Thomas Jefferson and the Tripoli Pirates

$ 27.95

Brian Kilmeade, Don Yaeger

From the authors of the New York Times bestseller George Washington’s Secret Six, the little-known story of Thomas Jefferson’s battle to defend American sovereignty against Islamic pirates

With George Washington’s Secret Six, Brian Kilmeade and Don Yaeger crafted a fun and compelling pop history narrative that brought to life an obscure episode in George Washington’s career. Now with their latest book, they do the same for Thomas Jefferson.

Only weeks after Jefferson’s inauguration in 1801, the Pasha of Tripoli ordered the flagstaff at the American consulate chopped down. It was an act of war—and a personal challenge to Jefferson. He had refused to pay off the pirates who ran Tripoli, and he now had to decide if the fledgling United States would stand up to the kidnapping of American ships and sailors.

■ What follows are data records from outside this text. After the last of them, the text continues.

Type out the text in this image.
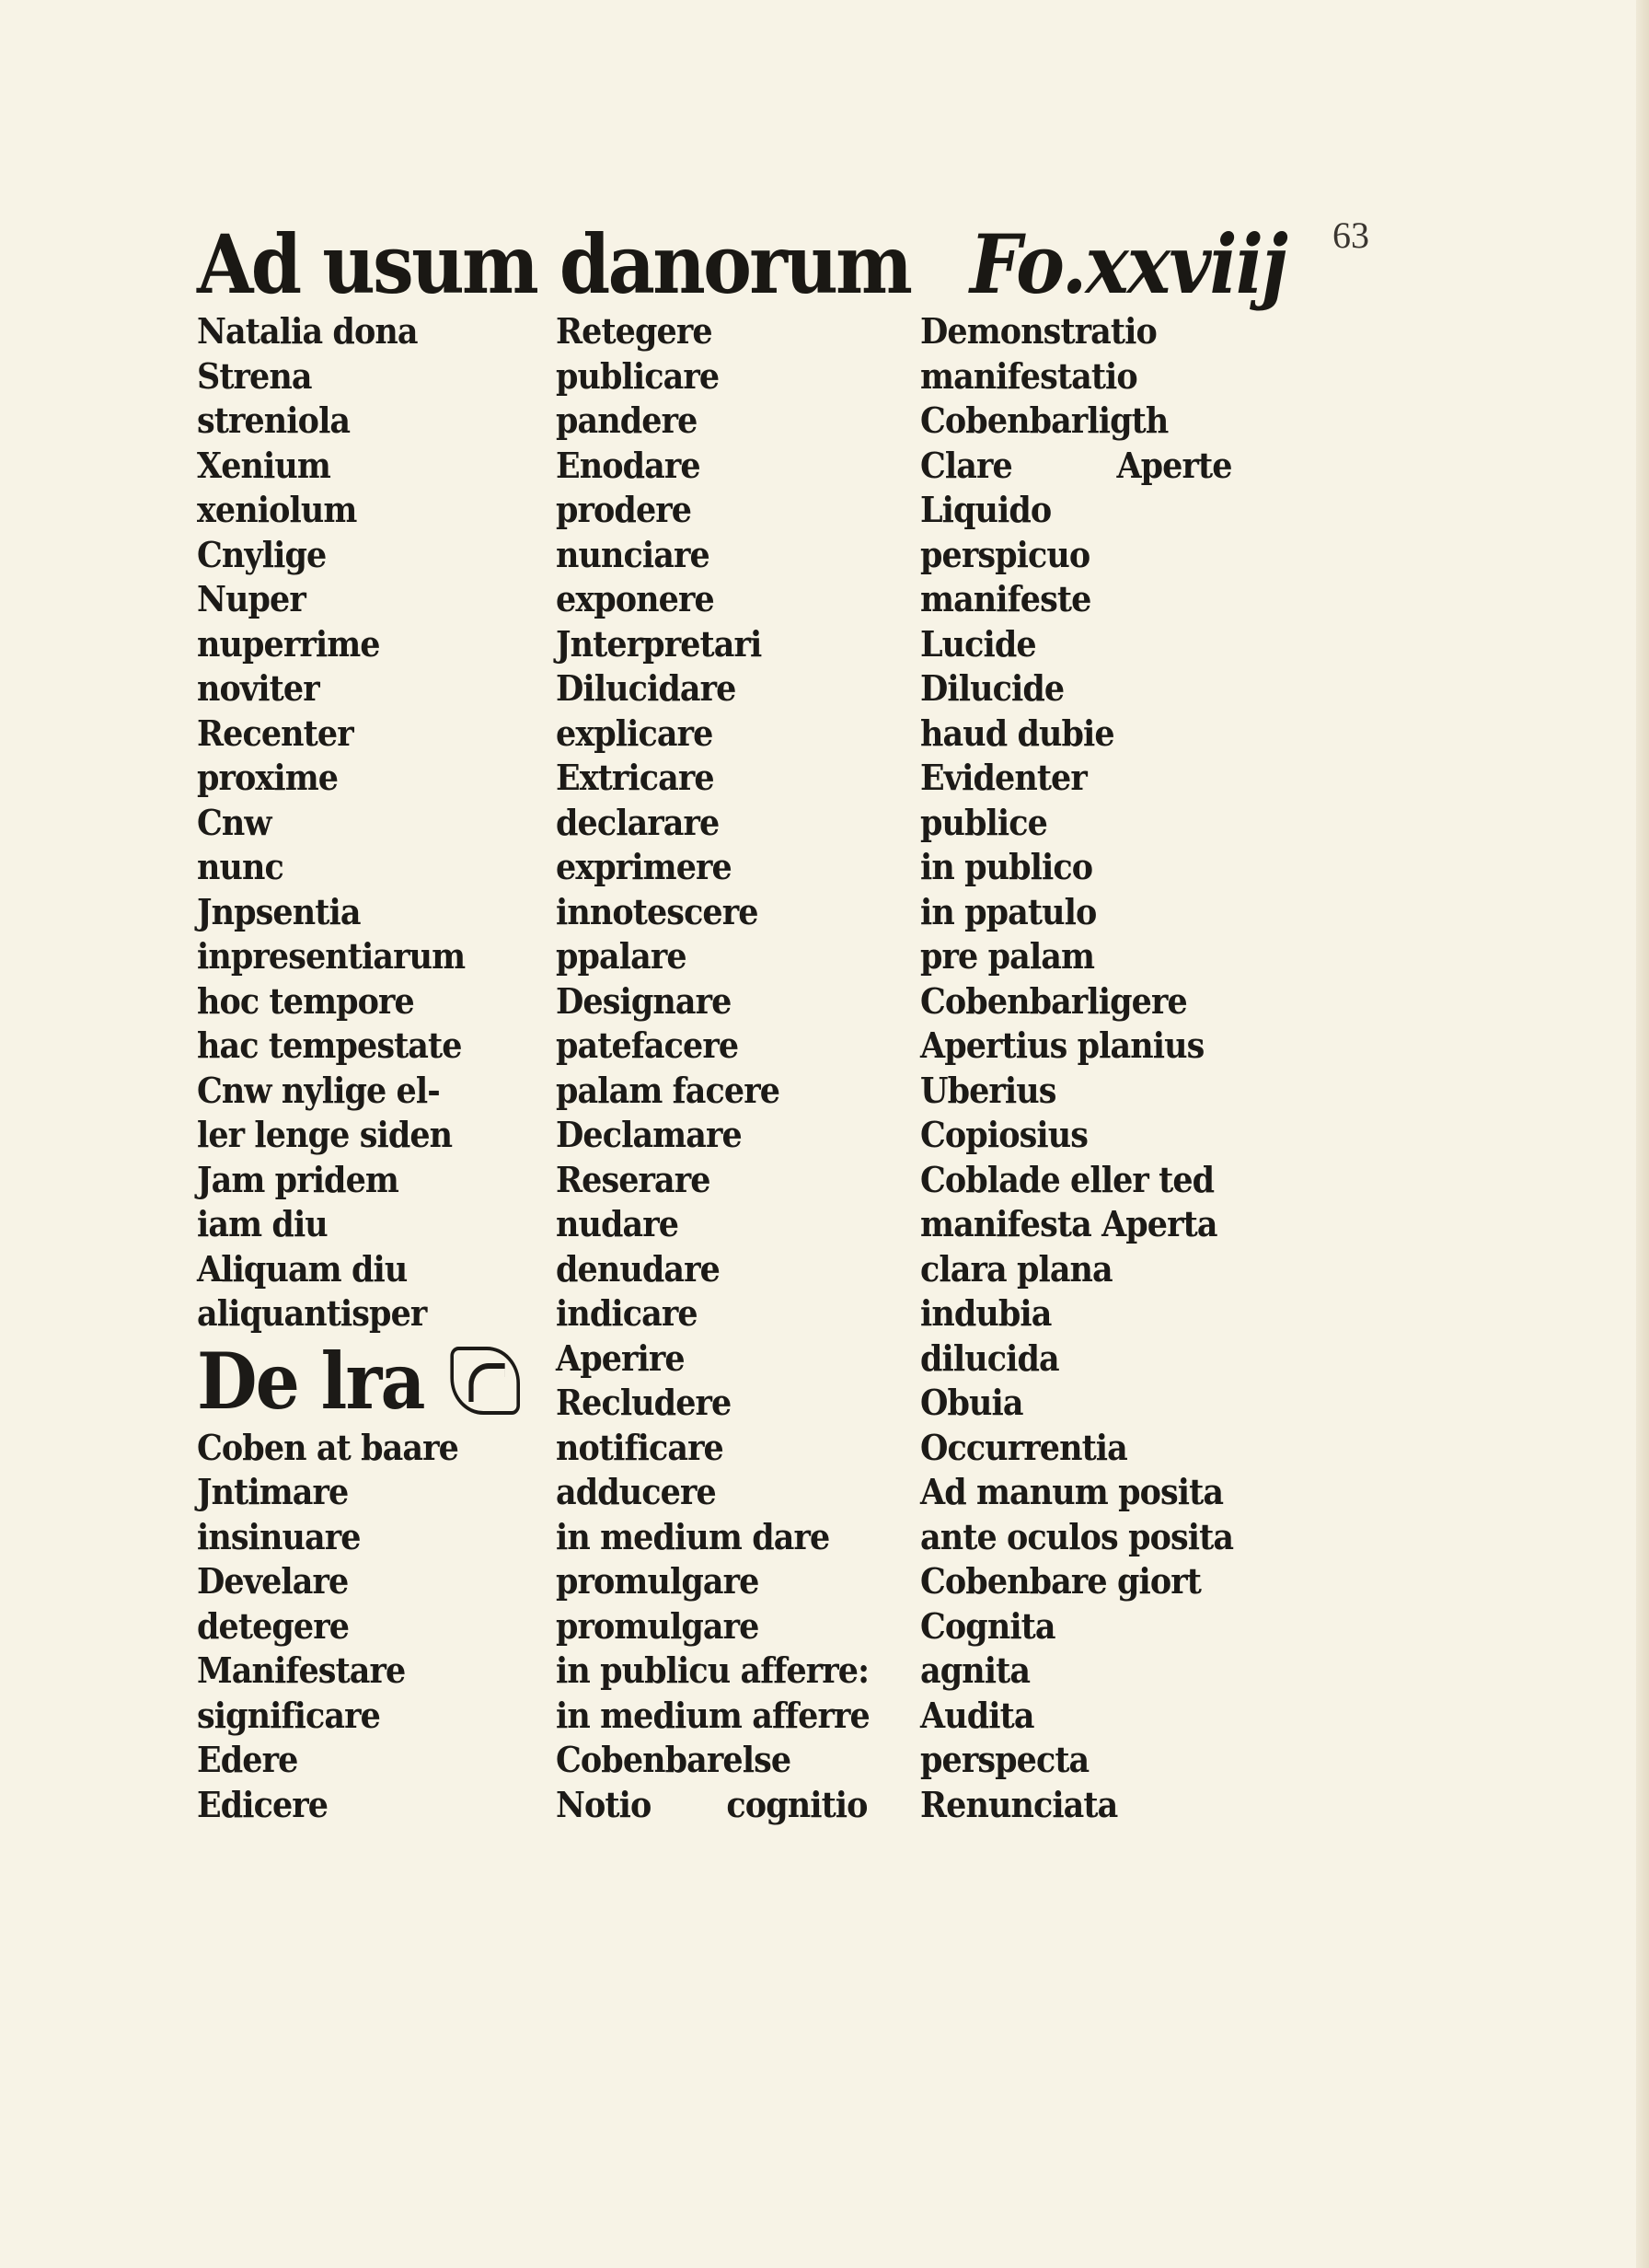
63
Ad usum danorum Fo.xxviij
Natalia dona
Strena
streniola
Xenium
xeniolum
Cnylige
Nuper
nuperrime
noviter
Recenter
proxime
Cnw
nunc
Jnpsentia
inpresentiarum
hoc tempore
hac tempestate
Cnw nylige el-
ler lenge siden
Jam pridem
iam diu
Aliquam diu
aliquantisper
De lra
Coben at baare
Jntimare
insinuare
Develare
detegere
Manifestare
significare
Edere
Edicere
Retegere
publicare
pandere
Enodare
prodere
nunciare
exponere
Jnterpretari
Dilucidare
explicare
Extricare
declarare
exprimere
innotescere
ppalare
Designare
patefacere
palam facere
Declamare
Reserare
nudare
denudare
indicare
Aperire
Recludere
notificare
adducere
in medium dare
promulgare
promulgare
in publicu afferre:
in medium afferre
Cobenbarelse
Notio cognitio
Demonstratio
manifestatio
Cobenbarligth
Clare	Aperte
Liquido
perspicuo
manifeste
Lucide
Dilucide
haud dubie
Evidenter
publice
in publico
in ppatulo
pre palam
Cobenbarligere
Apertius planius
Uberius
Copiosius
Coblade eller ted
manifesta Aperta
clara plana
indubia
dilucida
Obuia
Occurrentia
Ad manum posita
ante oculos posita
Cobenbare giort
Cognita
agnita
Audita
perspecta
Renunciata
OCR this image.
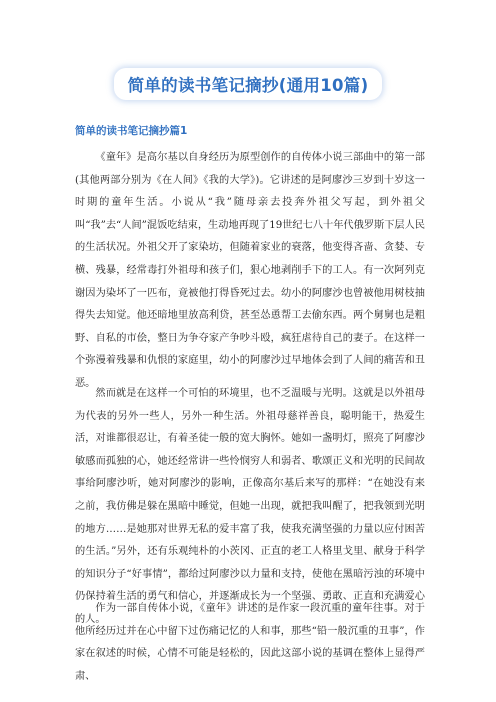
简单的读书笔记摘抄(通用10篇)
简单的读书笔记摘抄篇1

《童年》是高尔基以自身经历为原型创作的自传体小说三部曲中的第一部(其他两部分别为《在人间》《我的大学》)。它讲述的是阿廖沙三岁到十岁这一时期的童年生活。小说从“我”随母亲去投奔外祖父写起，到外祖父叫“我”去“人间”混饭吃结束，生动地再现了19世纪七八十年代俄罗斯下层人民的生活状况。外祖父开了家染坊，但随着家业的衰落，他变得吝啬、贪婪、专横、残暴，经常毒打外祖母和孩子们，狠心地剥削手下的工人。有一次阿列克谢因为染坏了一匹布，竟被他打得昏死过去。幼小的阿廖沙也曾被他用树枝抽得失去知觉。他还暗地里放高利贷，甚至怂恿帮工去偷东西。两个舅舅也是粗野、自私的市侩，整日为争夺家产争吵斗殴，疯狂虐待自己的妻子。在这样一个弥漫着残暴和仇恨的家庭里，幼小的阿廖沙过早地体会到了人间的痛苦和丑恶。

然而就是在这样一个可怕的环境里，也不乏温暖与光明。这就是以外祖母为代表的另外一些人，另外一种生活。外祖母慈祥善良，聪明能干，热爱生活，对谁都很忍让，有着圣徒一般的宽大胸怀。她如一盏明灯，照亮了阿廖沙敏感而孤独的心，她还经常讲一些怜悯穷人和弱者、歌颂正义和光明的民间故事给阿廖沙听，她对阿廖沙的影响，正像高尔基后来写的那样：“在她没有来之前，我仿佛是躲在黑暗中睡觉，但她一出现，就把我叫醒了，把我领到光明的地方……是她那对世界无私的爱丰富了我，使我充满坚强的力量以应付困苦的生活。”另外，还有乐观纯朴的小茨冈、正直的老工人格里戈里、献身于科学的知识分子“好事情”，都给过阿廖沙以力量和支持，使他在黑暗污浊的环境中仍保持着生活的勇气和信心，并逐渐成长为一个坚强、勇敢、正直和充满爱心的人。

作为一部自传体小说，《童年》讲述的是作家一段沉重的童年往事。对于他所经历过并在心中留下过伤痛记忆的人和事，那些“铅一般沉重的丑事”，作家在叙述的时候，心情不可能是轻松的，因此这部小说的基调在整体上显得严肃、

Though inclined toward diplomacy, Jefferson saw the need for force after the USS Enterprize engaged with a better-armed Tripolitan ship on the prowl for Americans. The pirate commander resorted to treachery (twice hauling down its flag as if to surrender, only to resume firing again once the Enterprize held its fire).

Jefferson ordered a troop surge, dispatching warships to protect American shipping in the Mediterranean. The tiny American flotilla—with three frigates representing half of the U.S. Navy’s top-of-the-line ships—had some success in blockading the Barbary coast. But that success came to an end when the USS Philadelphia ran aground in Tripoli harbor and was captured.

Kilmeade and Yeager recount the dramatic events building up to this little-known war and the heroics that led to its resolution. They tell the story of a twenty-five-year-old sailor named Stephen Decatur, who sailed into the enemy harbor, his boat disguised as a Maltese merchant ship. He stole aboard the Philadelphia and sets her afire before escaping amid a torrent of enemy gunfire.

Less successful was a failed attack on Tripoli harbor, but William Eaton’s daring attack on the port of Derna regained ground. He led a detachment of Marines on a five-hundred-mile trek across the desert to surprise the port. His strategy worked, and an American flag was raised in victory on foreign soil for the first time. A peace treaty was quickly signed.

Few remember Decatur and Eaton today, but their legacy lives on in the opening lines of the Marines Hymn: “…to the shores of Tripoli / we fight our country’s battles / in the air, on land, and sea.” This story of bravery, diplomacy, and battle on the high seas deserves to be told in full.